Back at Doc's place I borrowed Maisey's laptop computer and set it up in a sunny spot on a folding table down by the river, fixed a glass of iced tea, and began composing a letter to Wyatt Dixon. It read as follows:
Dear Mr. Dixon,
I interviewed Terry Witberspoon in the Ravalli County Jail after Nicki Molinari's goons dumped him in front of your ranch. Here are a couple of observations I would like to share with you.
It appears Terry has made up a story about my trying to shoot you in the back with a pistol. I don't know if you believe his account or not, but you might ask yourself why an ex-Texas Ranger would try to pop you with a handgun, on your own property, when a man with a scoped.30-06 rifle could punch out your brisket from a mile away.
Terry told me and several others at the jail that you did not have the guts to take on Nicki Molinari because he was Mobbed-up and in Quentin you were a punk for two greaseballs and had run scared of them ever since. He said Molinari already made you look like an ignorant peckerwood in a cafe someplace but you were too stupid to know you had been made a fool of. I'm not sure what he was talking about. He just said Molinari told him rodeo clowns risk their lives for chump change, and that's why only bozos from backwater Southern shit-holes are hired for the job.
In closing I'm obligated to inform you of the following as a matter of social conscience. My associate has accessed Terry's welfare and police and medical records back in North Carolina. It looks like Terry has AIDS. Has he been going for medical treatment here? If I were you, I'd get tested. There are ninety-nine strains of the virus. I suspect Terry has most of them. By the way, conclusive test results take four months.

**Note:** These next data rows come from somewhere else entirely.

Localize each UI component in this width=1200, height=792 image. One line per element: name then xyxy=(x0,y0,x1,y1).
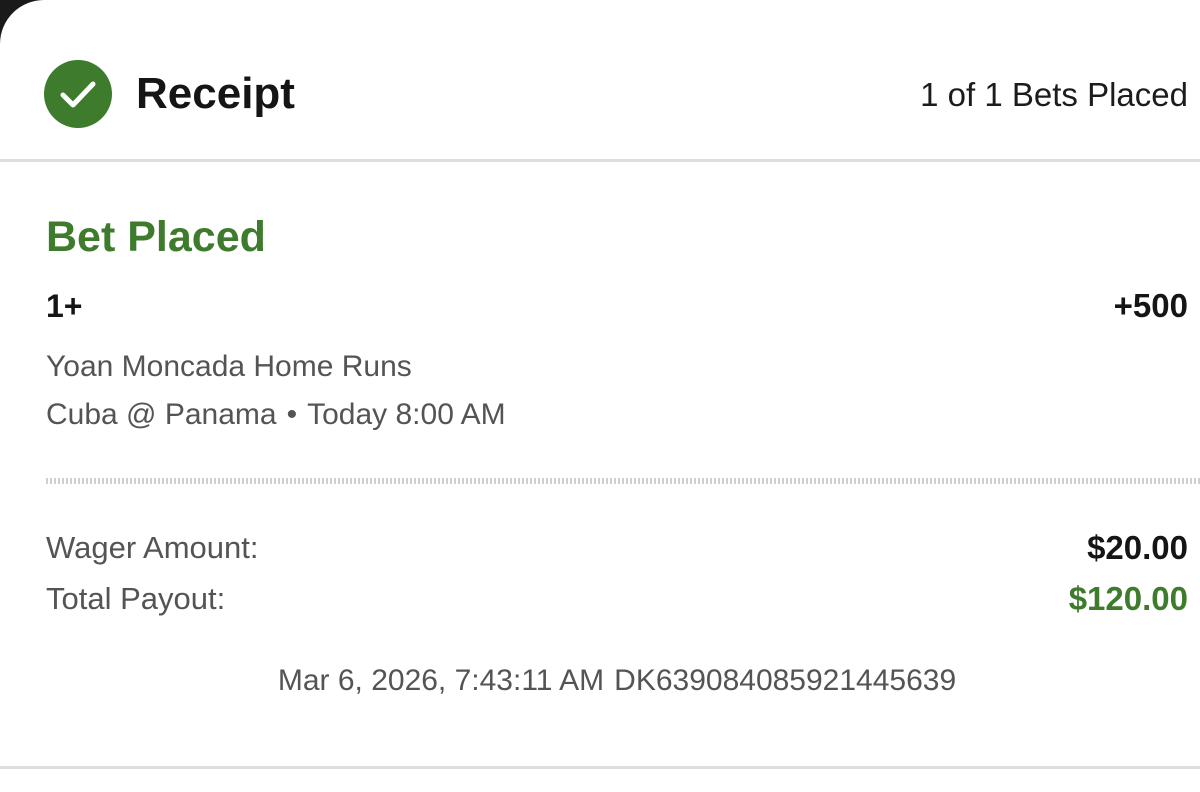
bet-status-title: Bet Placed xyxy=(46,213,266,261)
receipt-sheet: Receipt 1 of 1 Bets Placed Bet Placed 1+… xyxy=(0,0,1200,792)
checkmark-icon xyxy=(60,81,96,108)
dotted-divider xyxy=(46,478,1200,484)
bet-id: DK639084085921445639 xyxy=(614,664,957,697)
receipt-footer: Mar 6, 2026, 7:43:11 AM DK639084085921445… xyxy=(0,662,1200,700)
placed-timestamp: Mar 6, 2026, 7:43:11 AM xyxy=(277,664,605,697)
total-payout-value: $120.00 xyxy=(1068,580,1188,617)
bottom-divider xyxy=(0,766,1200,769)
event-start-time: Today 8:00 AM xyxy=(307,398,506,431)
bet-selection: 1+ xyxy=(46,288,83,324)
checkmark-circle-icon xyxy=(44,60,112,128)
wager-amount-label: Wager Amount: xyxy=(46,530,259,565)
total-payout-label: Total Payout: xyxy=(46,581,226,616)
bets-placed-count: 1 of 1 Bets Placed xyxy=(920,76,1188,113)
wager-amount-value: $20.00 xyxy=(1087,529,1188,566)
bet-market: Yoan Moncada Home Runs xyxy=(46,350,412,383)
event-matchup: Cuba @ Panama xyxy=(46,398,277,431)
receipt-title: Receipt xyxy=(136,69,295,118)
receipt-header: Receipt 1 of 1 Bets Placed xyxy=(0,0,1200,162)
event-line: Cuba @ Panama • Today 8:00 AM xyxy=(46,396,506,434)
bet-odds: +500 xyxy=(1113,287,1188,324)
bullet-separator: • xyxy=(286,398,298,431)
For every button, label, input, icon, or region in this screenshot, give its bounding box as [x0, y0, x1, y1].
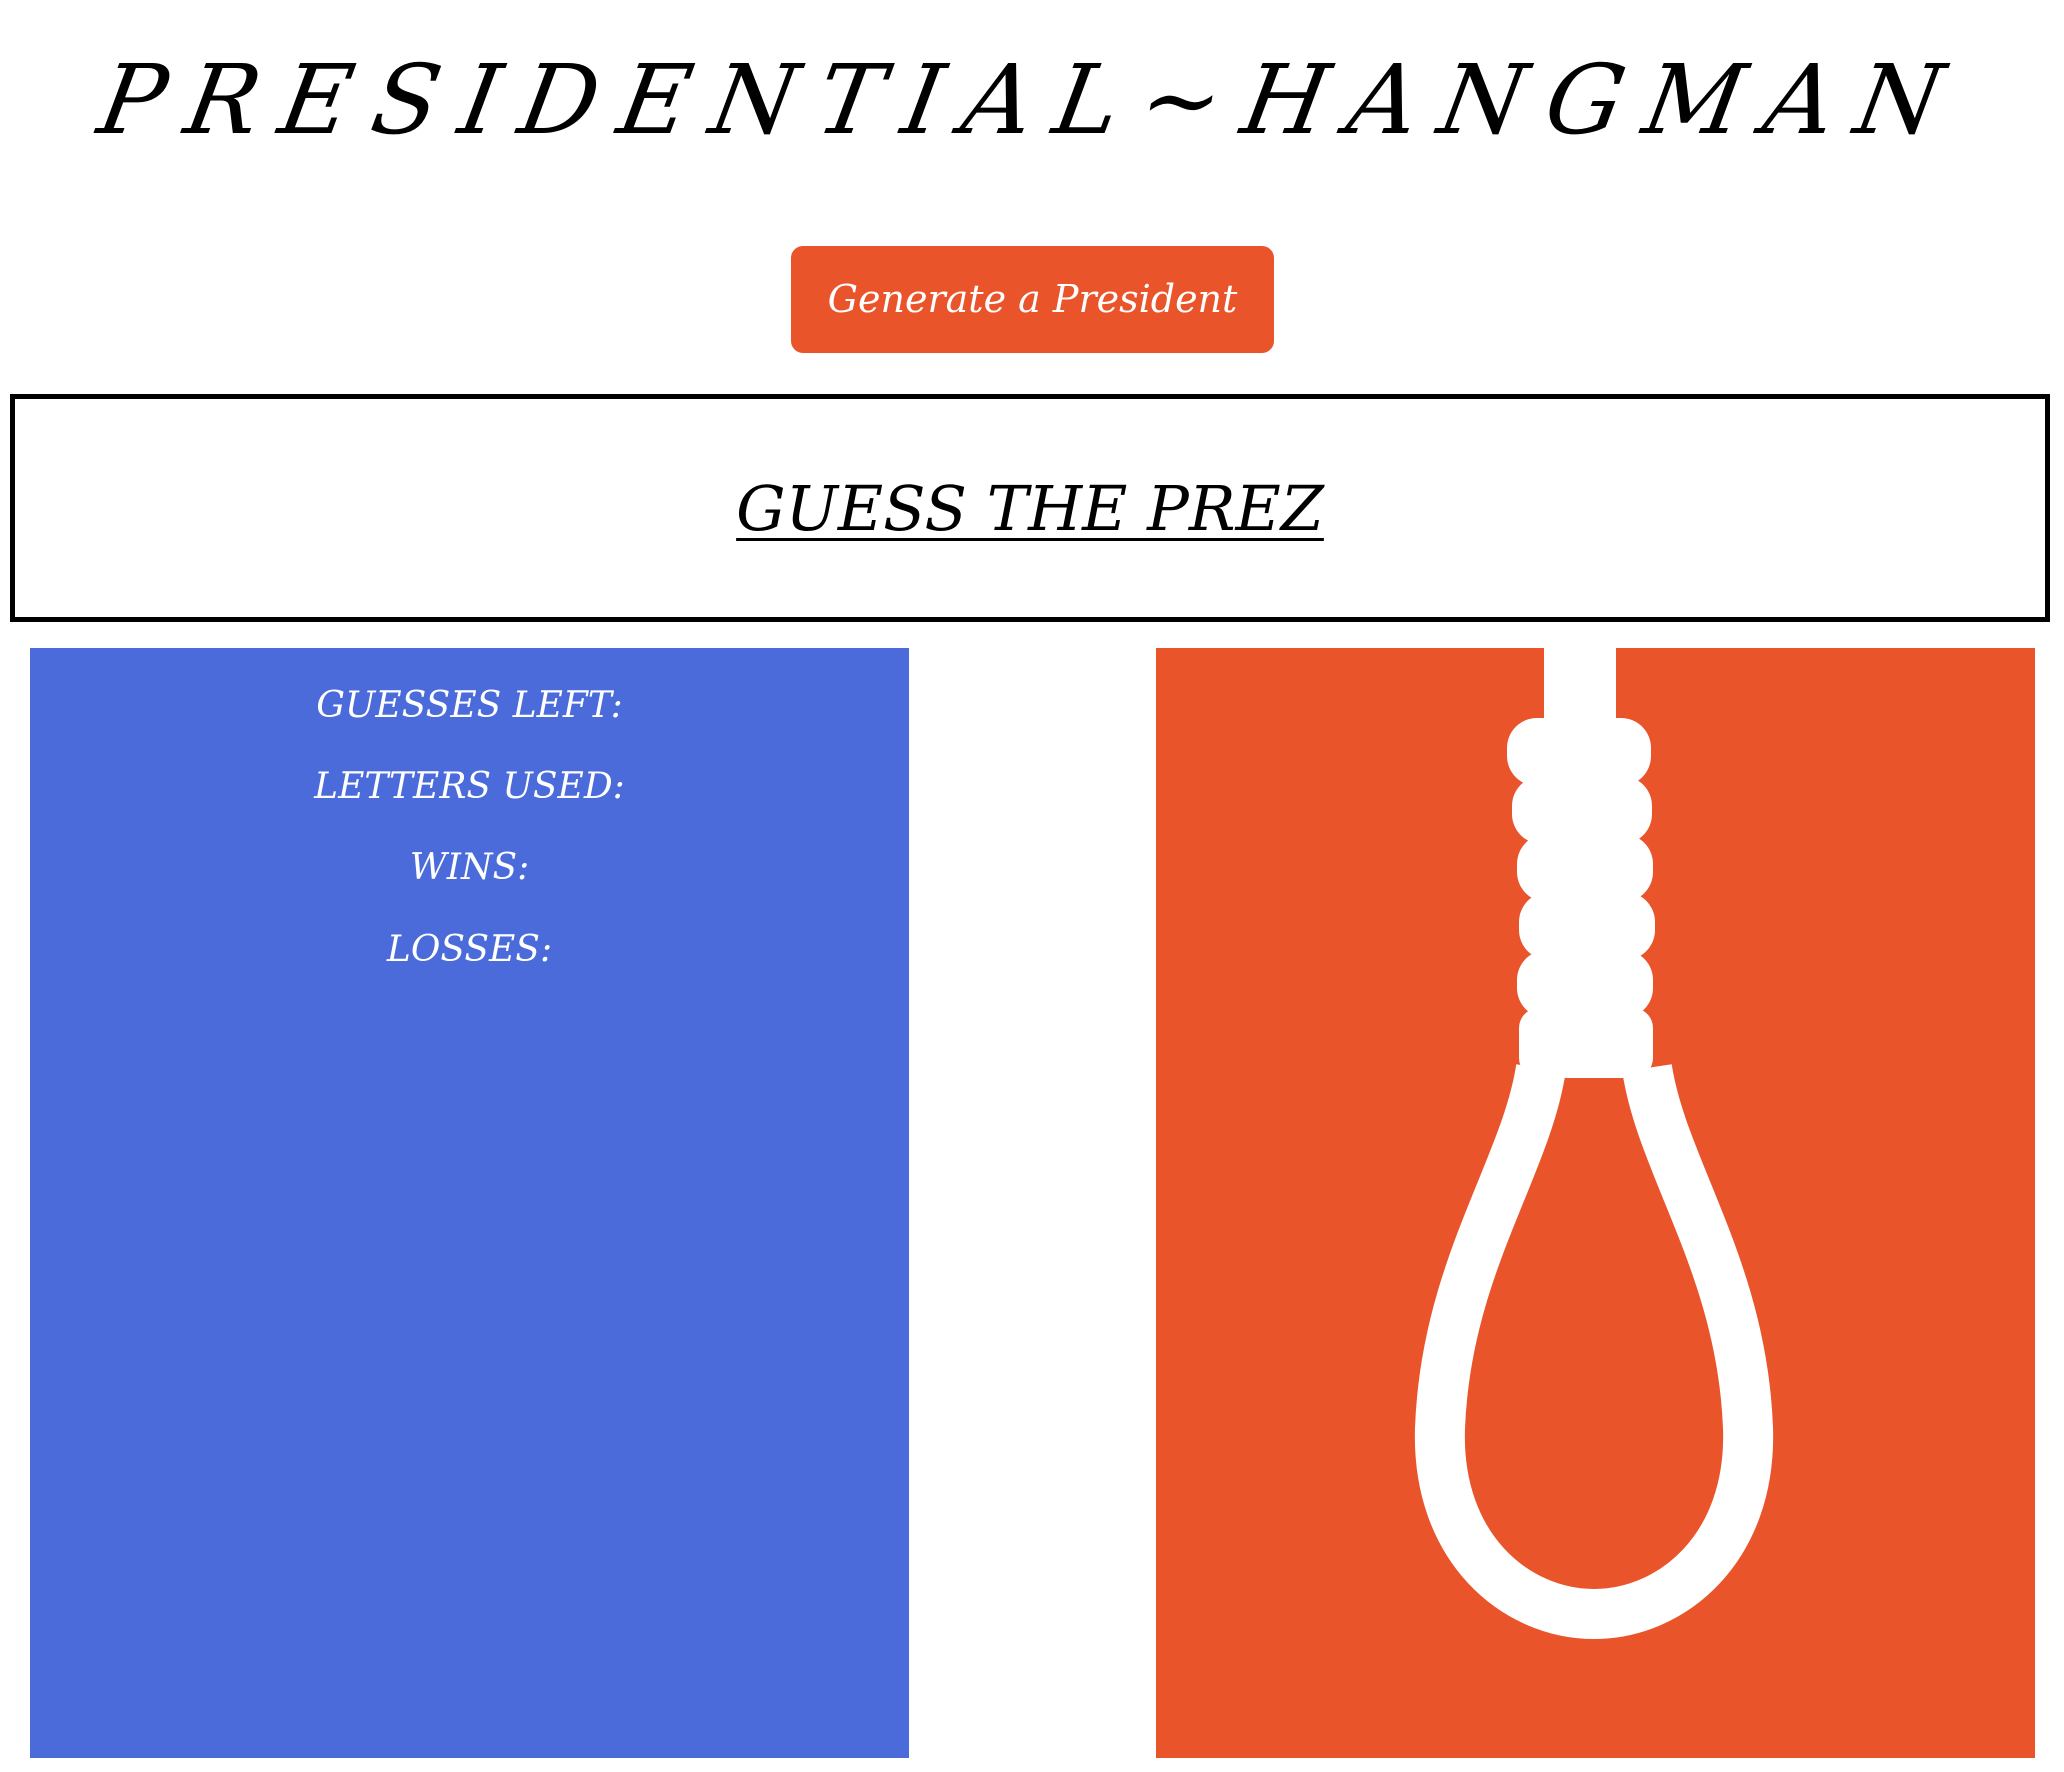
letters-used-label: LETTERS USED:	[314, 766, 625, 807]
guess-panel: GUESS THE PREZ	[10, 394, 2050, 622]
noose-icon	[1414, 648, 1774, 1639]
guesses-left-label: GUESSES LEFT:	[316, 685, 623, 726]
wins-label: WINS:	[409, 847, 530, 888]
losses-label: LOSSES:	[386, 929, 553, 970]
site-title: PRESIDENTIAL~HANGMAN	[90, 44, 1974, 156]
guess-heading: GUESS THE PREZ	[736, 472, 1324, 545]
hangman-image-panel	[1156, 648, 2035, 1758]
generate-president-button[interactable]: Generate a President	[791, 246, 1274, 353]
stats-panel: GUESSES LEFT: LETTERS USED: WINS: LOSSES…	[30, 648, 909, 1758]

To be honest, I have a hard time believing anyone who did time in Huntsville and Quentin could be reamed this bad by a box boy whose biggest score was rolling fudge packers. Maybe my perceptions are incorrect. If so, please forgive me.
Have a nice day, Billy Bob Holland
I went back into Missoula and had the letter delivered to the Hinkel compound by a florist, along with a cluster of pink and blue balloons.